This question is motivated by an answer I gave a while ago.
Let's say I have a dataframe like this
import numpy as np
import pandas as pd
df = pd.DataFrame({'a': [1, 2, np.nan], 'b': [3, np.nan, 10], 'c':[np.nan, 5, 34]})
a b c
0 1.0 3.0 NaN
1 2.0 NaN 5.0
2 NaN 10.0 34.0
and I want to replace the NaN
by the maximum of the row, I can do
df.apply(lambda row: row.fillna(row.max()), axis=1)
which gives me the desired output
a b c
0 1.0 3.0 3.0
1 2.0 5.0 5.0
2 34.0 10.0 34.0
When I, however, use
df.apply(lambda row: row.fillna(max(row)), axis=1)

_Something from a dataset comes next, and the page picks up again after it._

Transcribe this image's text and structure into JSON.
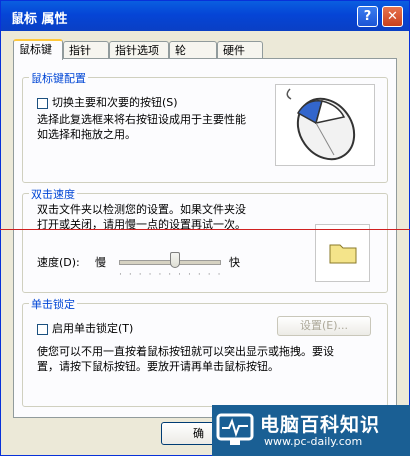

for some reason it is replaced correctly only in two of three cases:
a b c
0 1.0 3.0 3.0
1 2.0 5.0 5.0
2 NaN 10.0 34.0
Indeed, if I check by hand
max(df.iloc[0, :])
max(df.iloc[1, :])
max(df.iloc[2, :])
Then it prints
3.0
5.0
nan
When doing
df.iloc[0, :].max()
df.iloc[1, :].max()
df.iloc[2, :].max()
it prints the expected
3.0
5.0
34.0
My question is why max()
fails in 1 of three cases but not in all 3. Why are the NaN
sometimes ignored and sometimes not?